Nowhere is this lack of interest more apparent than at the BBC, our supposed public service broadcaster. Who is their charity or third sector correspondent? What radio or TV programme covers the work of charities in any meaningful way? Nada, nothing, rien. Perhaps they count the five minutes of the week’s good cause on Radio 4 or the annual telethon bursts of Children in Need or Red Nose Day/Sport Relief.
A third sector correspondent?
Maybe it is a shortage of correspondents that means there is nobody who covers charities. Sadly not – the BBC is awash with correspondents for a staggering breadth of issues. There is an arts correspondent, dozens of business and political correspondents, home affairs correspondents, education correspondents, sports correspondents, media correspondents, environment correspondents. But have you ever seen a charity or third sector correspondent? I haven’t.

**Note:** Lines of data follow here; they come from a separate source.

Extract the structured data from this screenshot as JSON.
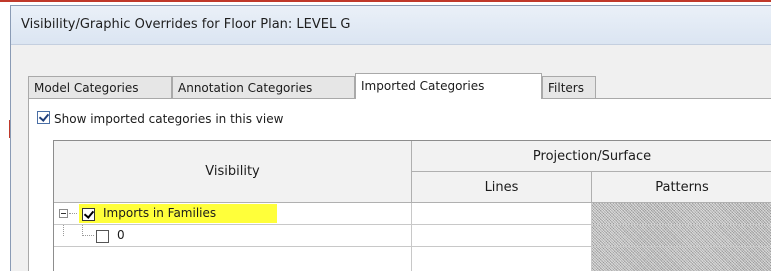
{
  "window": {
    "title": "Visibility/Graphic Overrides for Floor Plan: LEVEL G"
  },
  "tabs": [
    {
      "label": "Model Categories",
      "active": false
    },
    {
      "label": "Annotation Categories",
      "active": false
    },
    {
      "label": "Imported Categories",
      "active": true
    },
    {
      "label": "Filters",
      "active": false
    }
  ],
  "options": {
    "show_imported_label": "Show imported categories in this view",
    "show_imported_checked": true
  },
  "grid": {
    "headers": {
      "visibility": "Visibility",
      "projection_surface": "Projection/Surface",
      "lines": "Lines",
      "patterns": "Patterns"
    },
    "rows": [
      {
        "label": "Imports in Families",
        "checked": true,
        "expanded": true,
        "highlighted": true
      },
      {
        "label": "0",
        "checked": false
      }
    ]
  },
  "colors": {
    "highlight": "#ffff3a",
    "annotation_red": "#c0392b"
  },
  "icons": {
    "tree_expander": "minus-box-icon",
    "checkbox": "checkbox-icon"
  }
}
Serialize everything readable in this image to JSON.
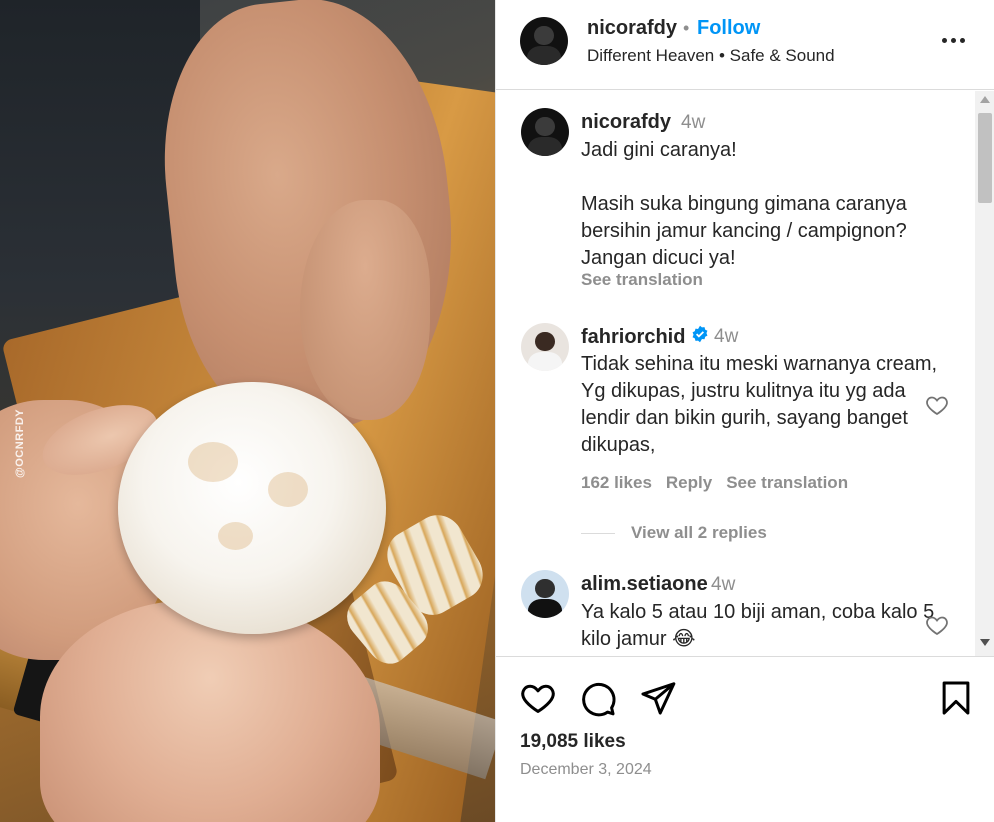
{
  "media": {
    "watermark": "@OCNRFDY"
  },
  "header": {
    "username": "nicorafdy",
    "separator": "•",
    "follow_label": "Follow",
    "audio": "Different Heaven • Safe & Sound"
  },
  "caption": {
    "username": "nicorafdy",
    "time": "4w",
    "text": "Jadi gini caranya!\n\nMasih suka bingung gimana caranya bersihin jamur kancing / campignon? Jangan dicuci ya!",
    "see_translation": "See translation"
  },
  "comments": [
    {
      "username": "fahriorchid",
      "verified": true,
      "time": "4w",
      "text": "Tidak sehina itu meski warnanya cream, Yg dikupas, justru kulitnya itu yg ada lendir dan bikin gurih, sayang banget dikupas,",
      "likes": "162 likes",
      "reply": "Reply",
      "see_translation": "See translation",
      "view_replies": "View all 2 replies"
    },
    {
      "username": "alim.setiaone",
      "verified": false,
      "time": "4w",
      "text": "Ya kalo 5 atau 10 biji aman, coba kalo 5 kilo jamur 😂"
    }
  ],
  "footer": {
    "likes": "19,085 likes",
    "date": "December 3, 2024"
  },
  "icons": {
    "like": "heart-icon",
    "comment": "comment-icon",
    "share": "paper-plane-icon",
    "save": "bookmark-icon",
    "more": "more-options-icon"
  },
  "colors": {
    "accent": "#0095f6",
    "text": "#262626",
    "muted": "#8e8e8e"
  }
}
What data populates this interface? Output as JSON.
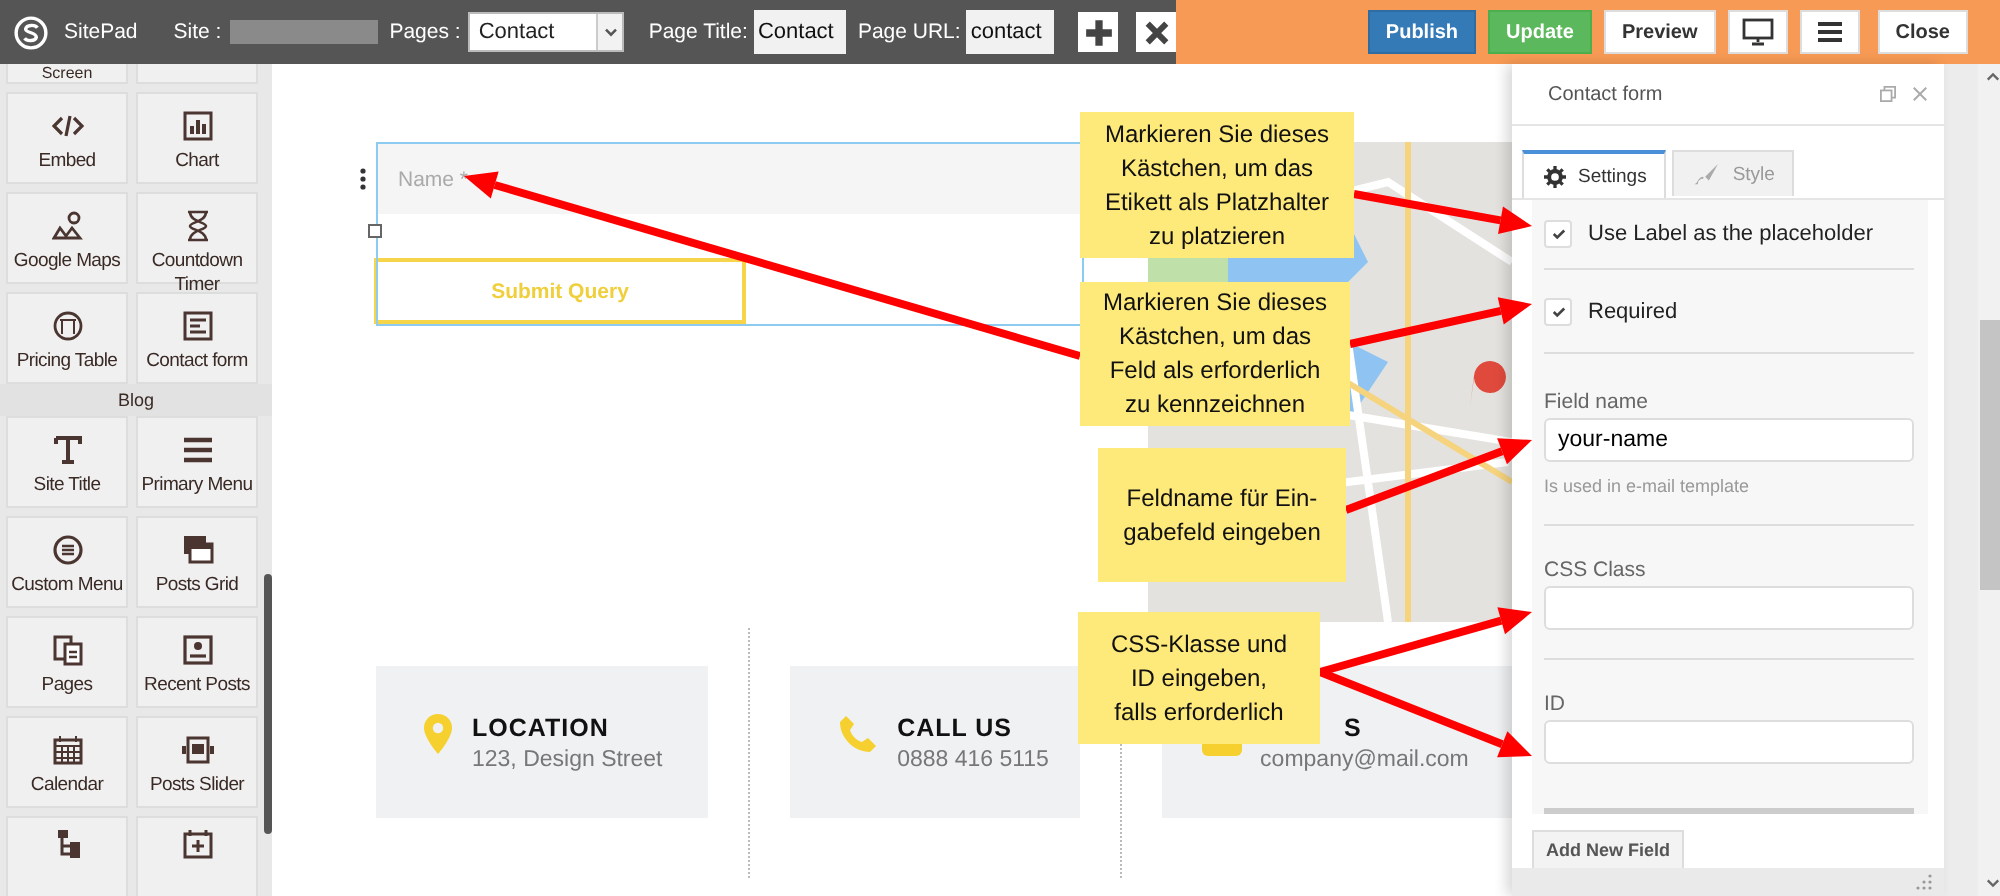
{
  "topbar": {
    "brand": "SitePad",
    "site_label": "Site :",
    "pages_label": "Pages :",
    "page_select": "Contact",
    "page_title_label": "Page Title:",
    "page_title": "Contact",
    "page_url_label": "Page URL:",
    "page_url": "contact",
    "actions": [
      {
        "kind": "primary",
        "label": "Publish"
      },
      {
        "kind": "success",
        "label": "Update"
      },
      {
        "kind": "plain",
        "label": "Preview"
      },
      {
        "kind": "desktop"
      },
      {
        "kind": "menu"
      },
      {
        "kind": "plain",
        "label": "Close"
      }
    ]
  },
  "sidebar": {
    "partial_label": "Screen",
    "widgets": [
      "Embed",
      "Chart",
      "Google Maps",
      "Countdown Timer",
      "Pricing Table",
      "Contact form"
    ],
    "section": "Blog",
    "blog_widgets": [
      "Site Title",
      "Primary Menu",
      "Custom Menu",
      "Posts Grid",
      "Pages",
      "Recent Posts",
      "Calendar",
      "Posts Slider"
    ]
  },
  "canvas": {
    "name_placeholder": "Name *",
    "submit": "Submit Query",
    "cards": [
      {
        "kind": "location",
        "title": "LOCATION",
        "text": "123, Design Street"
      },
      {
        "kind": "phone",
        "title": "CALL US",
        "text": "0888 416 5115"
      },
      {
        "kind": "email",
        "title": "S",
        "text": "company@mail.com"
      }
    ]
  },
  "panel": {
    "title": "Contact form",
    "tabs": [
      {
        "label": "Settings",
        "selected": true
      },
      {
        "label": "Style",
        "selected": false
      }
    ],
    "checks": [
      {
        "label": "Use Label as the placeholder",
        "checked": true
      },
      {
        "label": "Required",
        "checked": true
      }
    ],
    "fields": [
      {
        "label": "Field name",
        "value": "your-name",
        "hint": "Is used in e-mail template"
      },
      {
        "label": "CSS Class"
      },
      {
        "label": "ID"
      }
    ],
    "add_button": "Add New Field"
  },
  "callouts": [
    "Markieren Sie dieses\nKästchen, um das\nEtikett als Platzhalter\nzu platzieren",
    "Markieren Sie dieses\nKästchen, um das\nFeld als erforderlich\nzu kennzeichnen",
    "Feldname für Ein-\ngabefeld eingeben",
    "CSS-Klasse und\nID eingeben,\nfalls erforderlich"
  ]
}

The BBC website is no better. Take a look at it. Where would you go to try and find information about charities or the third sector or even the Big Society? A website search reveals there are articles which mention charities – but they are scattered to the four winds. Anybody who is interested in charities and their work has no place to go (while they do for technology, entertainment, science, education, health, politics, business, sports and so on).The only argument I have heard in defence of the status quo is that it allows correspondents from all sorts of disciplines to cover charities. This would be a possible argument, if it wasn’t for the fact it doesn’t apply to any other important area of coverage.
Better coverage
The arts aren't covered by anybody with an interest; they are covered by Will Gompertz. This means he grows his expertise in the subject. It means people approach him with interesting stories. It means that he can be the focal point for anything the BBC does in the arts. And it works. When every correspondent can cover charities it means that no correspondent covers charities with expertise or insight or regularity.
I could go on ranting but I won’t. If we want charities to be better understood by the public and by opinion formers we need better, week-in, week-out coverage. With three-quarters of the public giving to charities, around a quarter regularly volunteering and an untold number depending on their services, is that really so much to ask?